Jewish political committee in post-war Poland

The Central Committee of Polish Jews also referred to as the Central Committee of Jews in Poland and abbreviated CKŻP, (Centralny Komitet Żydów w Polsce, צענטראלער קאמיטעט פון די יידן אין פוילן) was a state-sponsored political representation of Jews in Poland at the end of World War II. It was established on 12 November 1944, as the successor of the Provisional Central Committee of Polish Jews formed a month earlier under the umbrella of the communist Polish Committee of National Liberation (PKWN). The CKŻP provided care and assistance to Jews who survived the Holocaust. It legally represented all CKŻP-registered Polish Jews in their dealings with the new government and its agencies. It existed until 1950 when, together with the Jewish Cultural Society, representatives of CKŻP founded the Socio-Cultural Association of Jews in Poland.

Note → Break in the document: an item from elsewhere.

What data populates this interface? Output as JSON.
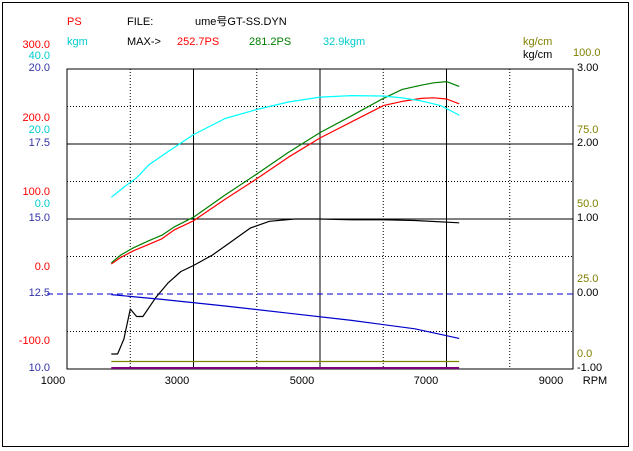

The committee was instrumental in organizing and implementing the Jewish aliyah efforts to British Mandate for Palestine, and from mid May 1948, to the newly formed State of Israel. The workers of CKŻP registered 86,000 survivors in January 1946 from across the prewar Polish Second Republic. By the end of summer, the number Jews who signed up had risen to about 205,000–210,000 (240,000 registrations with over 30,000 duplicates). Well over 100,000 refugees (or, about 180,000 according to Engel), many with working knowledge of Yiddish, came to PRL from the Soviet Union thanks to a Polish–Soviet repatriation agreement. Gen. Spychalski signed a decree allowing them to leave Poland without visas or exit permits. Poland was the only Eastern Bloc country to do so. By the spring of 1947, helped by CKŻP over 150,000 Jews emigrated (additional number, outside of that period). To secure their release, CKŻP collected group testimonies, nevertheless, the Polish decree was easily approved by the Kremlin, seeking to undermine the British influence in the Middle East. The emigration of Jews (known as Berihah) was motivated by the destruction of Jewish life in Poland and anti-Jewish violence in Poland, the best known incident being the Kielce pogrom.

==Organization==
The member composition of the Central Committee was drafted in June 1946 on the basis of a compromise between the already functioning Jewish political parties legalized in the Soviet-controlled People's Republic. Accordingly: six seats were given to Jewish communists (the Jewish faction of the Polish Workers' Party), four seats to Bund representatives, four seats to Ihud, three seats to Poale Zion Left (leftist faction of Poale Zion), three to Poale Zion Right, and one place to Hashomer Hatzair. The CKŻP had established nine provincial and seven regional chapters across Poland. Białystok branch of the Central Committee was run by Szymon Datner. The committee was chaired by Emil Sommerstein of Ihud, who was replaced in 1946 by Adolf Berman from Poale Zion Left. Berman was succeeded in 1949 by Hersh Smolar, official representative of the Polish United Workers' Party in CKŻP. The Central Committee of Polish Jews was discontinued on 29 October 1950 and, a new organization was formed, Towarzystwo Społeczno-Kulturalne Żydów w Polsce (TSKŻ), which at present, is the biggest Jewish organization in Poland with 17 regional chapters.